Philadelphia’s impact on Lynch and his films doesn’t stop there. As podcast host and professor Julien Suaudeau explores in the latest season of Song of Philadelphia, Lynch may have moved to LA after receiving the grant from AFI that allowed him to make his debut feature, Eraserhead, but the influence of Philadelphia on that film and his art is undeniable. From the soundscape of Eraserhead to the film’s depiction of parenthood, Lynch himself has acknowledged Philadelphia as an inspiration and now Suaudeau is unpacking the connections over the course of seven episodes.

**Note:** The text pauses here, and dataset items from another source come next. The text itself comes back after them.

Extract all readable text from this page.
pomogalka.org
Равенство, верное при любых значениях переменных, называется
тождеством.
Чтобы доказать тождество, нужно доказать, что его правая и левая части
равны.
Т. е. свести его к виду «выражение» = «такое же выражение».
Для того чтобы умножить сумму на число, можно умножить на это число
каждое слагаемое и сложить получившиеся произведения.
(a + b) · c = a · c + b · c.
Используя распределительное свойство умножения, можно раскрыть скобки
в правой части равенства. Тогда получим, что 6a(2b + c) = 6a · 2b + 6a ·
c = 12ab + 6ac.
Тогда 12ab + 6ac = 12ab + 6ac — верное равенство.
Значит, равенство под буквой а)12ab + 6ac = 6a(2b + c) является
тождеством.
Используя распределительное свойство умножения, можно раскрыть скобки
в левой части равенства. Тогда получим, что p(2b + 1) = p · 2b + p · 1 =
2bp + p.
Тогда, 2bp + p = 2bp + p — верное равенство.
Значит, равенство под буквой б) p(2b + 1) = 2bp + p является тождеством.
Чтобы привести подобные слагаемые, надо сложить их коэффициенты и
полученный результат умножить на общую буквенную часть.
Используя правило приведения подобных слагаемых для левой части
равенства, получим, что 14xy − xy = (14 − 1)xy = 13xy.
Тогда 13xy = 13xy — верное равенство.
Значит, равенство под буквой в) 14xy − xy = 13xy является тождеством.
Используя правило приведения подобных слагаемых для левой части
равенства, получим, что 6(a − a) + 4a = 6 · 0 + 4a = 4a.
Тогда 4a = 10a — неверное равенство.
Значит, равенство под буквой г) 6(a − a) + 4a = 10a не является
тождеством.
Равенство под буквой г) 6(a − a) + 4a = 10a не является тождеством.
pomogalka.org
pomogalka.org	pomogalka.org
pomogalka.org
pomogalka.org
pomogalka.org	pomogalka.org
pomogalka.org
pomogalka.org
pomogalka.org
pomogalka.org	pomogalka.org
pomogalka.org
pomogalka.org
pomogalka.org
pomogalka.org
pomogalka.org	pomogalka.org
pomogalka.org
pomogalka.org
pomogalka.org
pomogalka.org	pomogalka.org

While previous seasons of the Hidden City podcast have focused on capturing the sounds of the city or revolved around the theme of “hanging in there,” Suaudeau offered this as one of the reasons he choose Song of Lynchadelphia for this season's theme: “…Philly is present throughout Lynch’s filmography in ways that I find fascinating. I am not talking about visibility—the city itself only gets two exterior shots in the entire Twin Peaks universe—but about an extremely powerful aura, which had never been discussed substantially in film theory.”
In the episodes released Suaudeau includes new interviews with the people who lived with Lynch during his Philly years, including Lynch’s best friend and lauded production designer, Jack Fisk, and Lynch's ex-wife and fellow PAFA student, Peggy Reavey.
The whole perspective
Suaudeau also talks to Philly locals like PhilaMoca head programmer Eric Bresler (who provides some audio from PhilaMoca's Eraserhead Forever events) and Josh Hitchens, who was the last Philadelphian to interview Lynch in 2022 for Philadelphia Weekly.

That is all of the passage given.